アジアパシフィック地域の主要都市をみると、シンガポール2をはじめ、香港3 や上海4 、シドニーやホーチミンシティ5 など、港湾都市として海や河川と一体となって開発された街が多い。これらの都市では、オフィス街が無機質なビル街ではなく、開放感のある水辺の景観スポットにもなっている。
これに対し、東京でも、高層ビルの公開空地を上手く緑化した例や、様々な並木通りなど、数多くの美観がみられる。皇居や新宿御苑などの大規模な緑地もあり、必ずしもコンクリートジャングルではない。しかし、全体的な東京の印象といえば、利便性は高いものの、建物が密集している印象が強い。水辺を伴った開放的な景観が少なく、また、都心のオフィス街で東京湾の存在を感じることはほとんどない。
ところが、東京でも臨海副都心に足を運べば圧倒的な開放感を感じることができる。たとえば、お台場の景観はシンガポールのマリーナベイにも引けを取らず、砂浜で得られる開放感には都心とは思えないリゾート地の雰囲気が漂う。
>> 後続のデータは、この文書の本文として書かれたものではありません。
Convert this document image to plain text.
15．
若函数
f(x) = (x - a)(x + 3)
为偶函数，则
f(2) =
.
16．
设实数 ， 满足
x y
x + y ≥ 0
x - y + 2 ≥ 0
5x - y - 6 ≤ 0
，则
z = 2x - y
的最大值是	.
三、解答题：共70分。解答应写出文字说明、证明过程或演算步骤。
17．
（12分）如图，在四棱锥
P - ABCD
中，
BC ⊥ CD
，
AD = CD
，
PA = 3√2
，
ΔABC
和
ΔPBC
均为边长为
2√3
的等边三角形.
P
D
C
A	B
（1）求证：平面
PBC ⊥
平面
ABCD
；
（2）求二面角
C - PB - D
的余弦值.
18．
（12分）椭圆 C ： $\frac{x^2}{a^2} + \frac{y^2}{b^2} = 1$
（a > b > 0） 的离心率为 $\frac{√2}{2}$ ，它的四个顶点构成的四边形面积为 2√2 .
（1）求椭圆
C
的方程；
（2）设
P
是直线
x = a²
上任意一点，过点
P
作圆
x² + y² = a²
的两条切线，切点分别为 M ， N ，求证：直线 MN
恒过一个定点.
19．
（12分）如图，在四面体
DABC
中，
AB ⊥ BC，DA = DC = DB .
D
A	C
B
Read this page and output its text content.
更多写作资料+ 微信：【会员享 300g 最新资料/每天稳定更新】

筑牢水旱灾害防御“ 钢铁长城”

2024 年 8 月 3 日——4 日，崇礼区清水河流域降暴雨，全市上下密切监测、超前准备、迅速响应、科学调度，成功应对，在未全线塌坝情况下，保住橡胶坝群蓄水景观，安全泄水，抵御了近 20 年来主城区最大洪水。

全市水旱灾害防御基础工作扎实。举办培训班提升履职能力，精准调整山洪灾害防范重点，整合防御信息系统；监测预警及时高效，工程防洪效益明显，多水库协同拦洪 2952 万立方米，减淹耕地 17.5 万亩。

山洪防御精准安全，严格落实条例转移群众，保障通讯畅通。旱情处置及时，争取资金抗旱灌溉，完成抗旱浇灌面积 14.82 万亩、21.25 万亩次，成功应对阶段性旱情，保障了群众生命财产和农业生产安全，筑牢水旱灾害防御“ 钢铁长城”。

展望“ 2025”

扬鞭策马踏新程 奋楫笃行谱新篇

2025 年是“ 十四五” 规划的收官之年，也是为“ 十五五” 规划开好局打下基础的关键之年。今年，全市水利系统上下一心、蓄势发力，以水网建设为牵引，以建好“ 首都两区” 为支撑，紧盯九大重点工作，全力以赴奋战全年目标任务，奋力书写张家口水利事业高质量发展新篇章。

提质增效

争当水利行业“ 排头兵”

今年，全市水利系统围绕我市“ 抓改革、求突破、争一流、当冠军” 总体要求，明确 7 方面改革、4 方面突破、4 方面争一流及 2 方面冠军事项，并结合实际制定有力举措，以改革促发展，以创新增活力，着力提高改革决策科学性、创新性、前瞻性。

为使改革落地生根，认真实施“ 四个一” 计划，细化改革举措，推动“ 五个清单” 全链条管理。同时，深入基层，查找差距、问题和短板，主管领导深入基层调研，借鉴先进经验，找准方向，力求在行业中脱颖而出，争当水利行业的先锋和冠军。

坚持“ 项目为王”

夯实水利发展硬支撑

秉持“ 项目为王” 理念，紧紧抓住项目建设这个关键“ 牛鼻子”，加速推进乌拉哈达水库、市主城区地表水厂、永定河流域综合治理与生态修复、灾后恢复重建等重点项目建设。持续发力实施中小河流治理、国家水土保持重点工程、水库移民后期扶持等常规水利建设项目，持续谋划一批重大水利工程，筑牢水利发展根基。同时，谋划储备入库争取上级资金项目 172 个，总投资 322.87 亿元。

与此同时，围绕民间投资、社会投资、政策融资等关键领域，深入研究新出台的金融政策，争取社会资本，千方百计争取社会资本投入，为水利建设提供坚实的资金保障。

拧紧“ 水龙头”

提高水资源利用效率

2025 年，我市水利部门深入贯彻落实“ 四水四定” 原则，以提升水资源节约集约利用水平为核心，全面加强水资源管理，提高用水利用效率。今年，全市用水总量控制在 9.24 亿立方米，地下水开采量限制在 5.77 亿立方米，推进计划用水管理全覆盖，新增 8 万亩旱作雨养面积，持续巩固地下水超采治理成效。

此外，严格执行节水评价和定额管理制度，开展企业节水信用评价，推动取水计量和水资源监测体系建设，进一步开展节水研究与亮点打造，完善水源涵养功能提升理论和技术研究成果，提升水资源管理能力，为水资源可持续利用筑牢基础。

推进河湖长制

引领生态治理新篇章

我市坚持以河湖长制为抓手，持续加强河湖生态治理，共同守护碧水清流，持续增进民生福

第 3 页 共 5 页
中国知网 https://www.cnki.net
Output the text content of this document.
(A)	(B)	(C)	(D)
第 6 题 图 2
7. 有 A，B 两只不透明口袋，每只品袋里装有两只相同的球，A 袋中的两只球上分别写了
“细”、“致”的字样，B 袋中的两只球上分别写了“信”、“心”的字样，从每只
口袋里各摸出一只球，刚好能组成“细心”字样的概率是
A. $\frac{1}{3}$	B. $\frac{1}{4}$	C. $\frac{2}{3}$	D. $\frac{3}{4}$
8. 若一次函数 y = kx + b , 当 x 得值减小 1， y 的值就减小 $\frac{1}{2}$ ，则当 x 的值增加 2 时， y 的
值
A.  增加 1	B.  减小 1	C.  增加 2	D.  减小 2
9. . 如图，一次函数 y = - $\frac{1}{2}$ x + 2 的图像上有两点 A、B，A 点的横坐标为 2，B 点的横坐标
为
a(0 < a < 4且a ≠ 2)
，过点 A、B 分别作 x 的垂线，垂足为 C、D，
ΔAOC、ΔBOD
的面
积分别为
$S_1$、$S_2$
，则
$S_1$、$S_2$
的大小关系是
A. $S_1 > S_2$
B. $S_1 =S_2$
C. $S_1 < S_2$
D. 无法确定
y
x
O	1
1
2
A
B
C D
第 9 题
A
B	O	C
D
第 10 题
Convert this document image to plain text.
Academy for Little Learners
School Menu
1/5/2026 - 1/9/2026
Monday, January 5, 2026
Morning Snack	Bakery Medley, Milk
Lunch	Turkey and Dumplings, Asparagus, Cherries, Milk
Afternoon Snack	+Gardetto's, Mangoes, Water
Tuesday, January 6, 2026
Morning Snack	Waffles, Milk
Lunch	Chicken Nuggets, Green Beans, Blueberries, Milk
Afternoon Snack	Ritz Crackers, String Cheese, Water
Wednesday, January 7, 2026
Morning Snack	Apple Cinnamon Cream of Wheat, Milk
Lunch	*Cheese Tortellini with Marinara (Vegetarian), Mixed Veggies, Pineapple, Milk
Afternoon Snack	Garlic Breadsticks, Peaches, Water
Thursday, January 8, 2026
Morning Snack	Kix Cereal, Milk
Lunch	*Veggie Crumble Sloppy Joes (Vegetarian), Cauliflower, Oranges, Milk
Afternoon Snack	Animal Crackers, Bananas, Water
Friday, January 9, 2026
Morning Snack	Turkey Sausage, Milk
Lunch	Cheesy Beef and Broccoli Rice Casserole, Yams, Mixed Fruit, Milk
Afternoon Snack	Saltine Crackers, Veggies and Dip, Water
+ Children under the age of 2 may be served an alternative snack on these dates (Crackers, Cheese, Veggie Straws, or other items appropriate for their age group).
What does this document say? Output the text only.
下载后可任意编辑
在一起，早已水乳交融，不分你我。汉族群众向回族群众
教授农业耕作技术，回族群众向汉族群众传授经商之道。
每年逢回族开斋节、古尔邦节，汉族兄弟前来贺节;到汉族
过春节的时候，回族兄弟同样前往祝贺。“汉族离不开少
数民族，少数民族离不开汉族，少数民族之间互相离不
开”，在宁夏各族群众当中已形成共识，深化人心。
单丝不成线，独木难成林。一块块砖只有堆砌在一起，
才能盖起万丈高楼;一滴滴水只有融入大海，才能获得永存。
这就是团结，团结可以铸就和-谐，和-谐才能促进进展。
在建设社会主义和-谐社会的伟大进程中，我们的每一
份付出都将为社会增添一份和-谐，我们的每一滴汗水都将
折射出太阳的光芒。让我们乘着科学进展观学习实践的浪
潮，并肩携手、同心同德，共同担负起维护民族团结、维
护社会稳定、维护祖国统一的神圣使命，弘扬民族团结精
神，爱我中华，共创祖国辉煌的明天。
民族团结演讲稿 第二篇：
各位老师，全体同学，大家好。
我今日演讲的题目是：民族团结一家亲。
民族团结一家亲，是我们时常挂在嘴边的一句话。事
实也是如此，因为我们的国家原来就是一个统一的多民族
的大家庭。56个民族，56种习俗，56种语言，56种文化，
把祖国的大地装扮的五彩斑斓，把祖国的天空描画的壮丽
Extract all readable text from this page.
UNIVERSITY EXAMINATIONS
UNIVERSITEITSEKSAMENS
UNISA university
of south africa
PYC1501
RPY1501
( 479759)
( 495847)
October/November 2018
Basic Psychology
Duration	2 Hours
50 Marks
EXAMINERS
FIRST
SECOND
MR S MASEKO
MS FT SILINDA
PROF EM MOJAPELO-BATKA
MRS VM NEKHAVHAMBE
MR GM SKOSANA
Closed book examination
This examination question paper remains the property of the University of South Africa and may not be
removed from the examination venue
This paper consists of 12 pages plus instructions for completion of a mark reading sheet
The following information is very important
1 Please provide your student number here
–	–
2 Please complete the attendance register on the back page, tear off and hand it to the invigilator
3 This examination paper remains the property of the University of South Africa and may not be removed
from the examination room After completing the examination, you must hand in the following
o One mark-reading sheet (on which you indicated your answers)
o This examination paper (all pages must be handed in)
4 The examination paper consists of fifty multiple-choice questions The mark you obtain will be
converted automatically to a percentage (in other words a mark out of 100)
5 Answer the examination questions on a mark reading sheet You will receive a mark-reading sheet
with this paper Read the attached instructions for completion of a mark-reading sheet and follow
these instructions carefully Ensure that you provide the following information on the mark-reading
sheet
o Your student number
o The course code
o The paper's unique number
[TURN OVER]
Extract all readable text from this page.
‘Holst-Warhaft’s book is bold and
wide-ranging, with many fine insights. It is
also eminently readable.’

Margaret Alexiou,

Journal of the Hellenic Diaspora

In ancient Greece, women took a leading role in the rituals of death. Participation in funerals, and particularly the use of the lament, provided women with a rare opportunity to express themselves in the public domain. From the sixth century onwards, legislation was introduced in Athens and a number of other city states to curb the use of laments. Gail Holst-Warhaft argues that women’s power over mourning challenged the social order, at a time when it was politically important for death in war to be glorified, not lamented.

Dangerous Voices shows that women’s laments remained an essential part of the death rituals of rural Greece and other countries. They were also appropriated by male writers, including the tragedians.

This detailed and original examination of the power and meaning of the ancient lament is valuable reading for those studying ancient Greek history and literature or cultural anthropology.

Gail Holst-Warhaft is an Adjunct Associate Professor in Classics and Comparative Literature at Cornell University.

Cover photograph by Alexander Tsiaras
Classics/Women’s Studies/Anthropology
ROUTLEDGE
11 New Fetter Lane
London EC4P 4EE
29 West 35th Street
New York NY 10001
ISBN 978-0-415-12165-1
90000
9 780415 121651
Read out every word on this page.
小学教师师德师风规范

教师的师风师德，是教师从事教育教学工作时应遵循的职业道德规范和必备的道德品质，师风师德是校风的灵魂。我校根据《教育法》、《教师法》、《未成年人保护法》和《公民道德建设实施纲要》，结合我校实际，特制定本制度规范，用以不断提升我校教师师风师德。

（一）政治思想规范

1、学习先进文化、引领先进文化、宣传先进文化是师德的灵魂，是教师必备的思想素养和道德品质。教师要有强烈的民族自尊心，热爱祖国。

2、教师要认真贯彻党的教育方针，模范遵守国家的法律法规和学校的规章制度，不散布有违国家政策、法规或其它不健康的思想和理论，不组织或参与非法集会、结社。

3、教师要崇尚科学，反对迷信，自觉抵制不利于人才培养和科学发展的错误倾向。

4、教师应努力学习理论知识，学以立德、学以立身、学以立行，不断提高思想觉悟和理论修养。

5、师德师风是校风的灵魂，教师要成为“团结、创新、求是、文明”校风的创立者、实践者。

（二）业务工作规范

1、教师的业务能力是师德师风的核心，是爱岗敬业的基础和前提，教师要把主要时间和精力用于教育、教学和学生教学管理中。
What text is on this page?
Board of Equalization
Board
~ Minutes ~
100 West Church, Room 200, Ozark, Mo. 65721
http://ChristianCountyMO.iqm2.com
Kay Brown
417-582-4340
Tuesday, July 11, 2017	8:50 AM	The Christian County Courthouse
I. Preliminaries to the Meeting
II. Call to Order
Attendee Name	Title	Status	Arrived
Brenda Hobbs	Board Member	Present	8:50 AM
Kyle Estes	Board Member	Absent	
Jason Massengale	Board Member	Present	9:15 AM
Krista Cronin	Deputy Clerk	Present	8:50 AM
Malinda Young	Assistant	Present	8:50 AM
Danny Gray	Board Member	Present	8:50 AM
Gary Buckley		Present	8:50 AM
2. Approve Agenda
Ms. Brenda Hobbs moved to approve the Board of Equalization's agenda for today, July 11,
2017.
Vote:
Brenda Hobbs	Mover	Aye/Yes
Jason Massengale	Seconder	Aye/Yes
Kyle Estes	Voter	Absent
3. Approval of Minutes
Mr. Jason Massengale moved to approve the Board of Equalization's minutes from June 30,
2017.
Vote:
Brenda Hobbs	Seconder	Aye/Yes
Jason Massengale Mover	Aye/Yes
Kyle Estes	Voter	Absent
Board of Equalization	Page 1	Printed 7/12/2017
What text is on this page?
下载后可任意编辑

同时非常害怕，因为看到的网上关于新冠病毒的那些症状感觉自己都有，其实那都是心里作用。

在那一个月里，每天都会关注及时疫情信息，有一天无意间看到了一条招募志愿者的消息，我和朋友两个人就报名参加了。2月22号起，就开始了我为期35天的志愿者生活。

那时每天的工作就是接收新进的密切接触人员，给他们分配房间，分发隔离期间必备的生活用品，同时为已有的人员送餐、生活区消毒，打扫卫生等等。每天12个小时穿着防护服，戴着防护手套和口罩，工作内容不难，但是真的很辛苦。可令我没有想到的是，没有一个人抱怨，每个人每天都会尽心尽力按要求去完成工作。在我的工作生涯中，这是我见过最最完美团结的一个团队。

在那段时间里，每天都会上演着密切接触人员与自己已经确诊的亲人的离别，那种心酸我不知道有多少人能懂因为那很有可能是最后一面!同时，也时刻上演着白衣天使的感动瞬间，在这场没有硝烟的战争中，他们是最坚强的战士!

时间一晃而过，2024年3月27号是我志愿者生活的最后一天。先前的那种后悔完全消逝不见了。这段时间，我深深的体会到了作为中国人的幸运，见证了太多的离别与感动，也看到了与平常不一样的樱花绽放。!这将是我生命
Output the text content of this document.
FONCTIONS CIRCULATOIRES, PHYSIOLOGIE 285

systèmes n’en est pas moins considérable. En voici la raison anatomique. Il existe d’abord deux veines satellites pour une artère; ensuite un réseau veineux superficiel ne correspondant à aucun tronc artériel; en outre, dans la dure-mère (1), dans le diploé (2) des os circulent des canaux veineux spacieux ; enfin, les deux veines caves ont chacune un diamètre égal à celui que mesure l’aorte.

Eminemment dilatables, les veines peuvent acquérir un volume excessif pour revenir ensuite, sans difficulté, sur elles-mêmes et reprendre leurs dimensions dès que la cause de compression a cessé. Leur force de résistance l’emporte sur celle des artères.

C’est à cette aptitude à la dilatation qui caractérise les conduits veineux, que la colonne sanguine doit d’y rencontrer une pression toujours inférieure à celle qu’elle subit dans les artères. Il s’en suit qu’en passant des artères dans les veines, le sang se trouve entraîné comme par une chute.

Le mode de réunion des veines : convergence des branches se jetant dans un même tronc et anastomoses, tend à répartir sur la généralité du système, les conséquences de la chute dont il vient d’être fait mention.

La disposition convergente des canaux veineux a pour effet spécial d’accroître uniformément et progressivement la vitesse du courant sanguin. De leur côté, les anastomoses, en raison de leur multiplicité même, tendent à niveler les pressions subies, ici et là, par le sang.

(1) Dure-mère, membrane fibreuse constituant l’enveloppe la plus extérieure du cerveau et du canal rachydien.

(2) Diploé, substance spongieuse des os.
対岸にはレインボーブリッジ、さらには東京タワーやスカイツリーなどの東京を代表する建造物を見ることもできる。最近では、お台場から有明までをつなぐシンボルプロムナード公園が完成し、都心であることを忘れさせる広大な空間が整備されている。
現在、東京都が進めているアジアヘッドクォーター特区構想では、優遇税制などの他、臨海副都心でのMICE施設の開発も大きなテーマのひとつである。会議場やカジノが開発された場合、臨海副都心はシンガポールのマリーナベイと同等の機能を備えたエリアになる。
しかし、臨海副都心にとって、都心中心部から離れた不便なエリアというイメージの払拭が課題である。各方面からのアクセスが改善されなければ、新たな開発後も、目新しさが薄れるにつれて孤立したエリアとして活気を失いかねない。交通アクセスの充実を図り、臨海副都心が東京駅の八重洲口にあるような感覚になれば理想的である。鉄道路線の拡充は難しいとしても、バスや水上交通も含め、安価で短時間のアクセス手段を工夫したい。さらに、臨海副都心からスカイツリー・浅草方面や横浜方面への観光アクセス、ゴルフ場などへのレジャーアクセスも充実できれば、MICE施設として魅力的なだけでなく、アジアの中で東京の魅力をもう一段高めるものになると期待できる。